I only know alex who wrotecryptography; the others are all worth getting to know. - Halfway through the discussion,
@dcramerleft some comments about “I only use standard library dependencies,”
then dropped anot sure what you're all bitching aboutand walked away…
I wouldn’t dare be so brash… - Kenneth once wrote this line in the requests documentation:
Essentially, the standard library is where a library goes to die.
Which got dragged out multiple times during the discussion as a “face-slap” callout.
(Actually it’s fine, design philosophies can be designed.) - This April another guy @4evermaat raised this question again.
After reading the four-year-old discussion, he left this sigh:I didn't realize there was so much politics in getting a module included in the stdlib.
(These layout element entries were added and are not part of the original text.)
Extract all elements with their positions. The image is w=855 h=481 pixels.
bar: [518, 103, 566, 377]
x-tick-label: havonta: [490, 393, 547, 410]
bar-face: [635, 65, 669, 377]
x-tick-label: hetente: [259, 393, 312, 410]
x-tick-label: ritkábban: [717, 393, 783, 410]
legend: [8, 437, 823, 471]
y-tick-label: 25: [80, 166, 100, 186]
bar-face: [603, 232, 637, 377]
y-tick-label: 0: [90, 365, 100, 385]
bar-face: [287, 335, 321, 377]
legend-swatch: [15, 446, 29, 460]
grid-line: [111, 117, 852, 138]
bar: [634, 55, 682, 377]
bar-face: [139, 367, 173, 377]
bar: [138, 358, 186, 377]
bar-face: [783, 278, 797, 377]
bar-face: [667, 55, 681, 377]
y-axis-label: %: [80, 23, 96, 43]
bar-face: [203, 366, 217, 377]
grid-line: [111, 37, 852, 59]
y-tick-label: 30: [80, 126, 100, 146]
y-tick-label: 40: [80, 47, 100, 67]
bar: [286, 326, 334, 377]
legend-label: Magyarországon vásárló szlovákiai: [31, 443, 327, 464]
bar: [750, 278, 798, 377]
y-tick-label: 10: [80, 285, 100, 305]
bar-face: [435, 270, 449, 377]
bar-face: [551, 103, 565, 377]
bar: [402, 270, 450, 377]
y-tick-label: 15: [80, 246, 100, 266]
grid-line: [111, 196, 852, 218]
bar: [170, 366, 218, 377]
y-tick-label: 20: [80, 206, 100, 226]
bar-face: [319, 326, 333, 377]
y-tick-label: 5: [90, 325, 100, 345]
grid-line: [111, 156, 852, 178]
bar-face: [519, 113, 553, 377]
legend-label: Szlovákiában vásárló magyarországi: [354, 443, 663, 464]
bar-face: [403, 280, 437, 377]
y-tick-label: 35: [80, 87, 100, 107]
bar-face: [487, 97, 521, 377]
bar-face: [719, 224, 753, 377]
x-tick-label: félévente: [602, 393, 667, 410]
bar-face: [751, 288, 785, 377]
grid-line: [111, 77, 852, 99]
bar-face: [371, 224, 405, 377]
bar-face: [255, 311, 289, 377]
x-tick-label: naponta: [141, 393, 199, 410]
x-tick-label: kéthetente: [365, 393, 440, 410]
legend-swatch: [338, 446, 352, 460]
Now, four years after the discussion ended,
the requests library still lives vibrantly as an independent community project, metabolizing along,
and Python 3.5+ also added the standard library urllib.request supporting some core functions.
Code is designed by humans,
and also used by humans.
The stories behind it
are also part of the program’s inner logic.
This part of the logic once lived in discussion threads,
and ultimately also lets the code breathe, metabolize, and survive more vividly.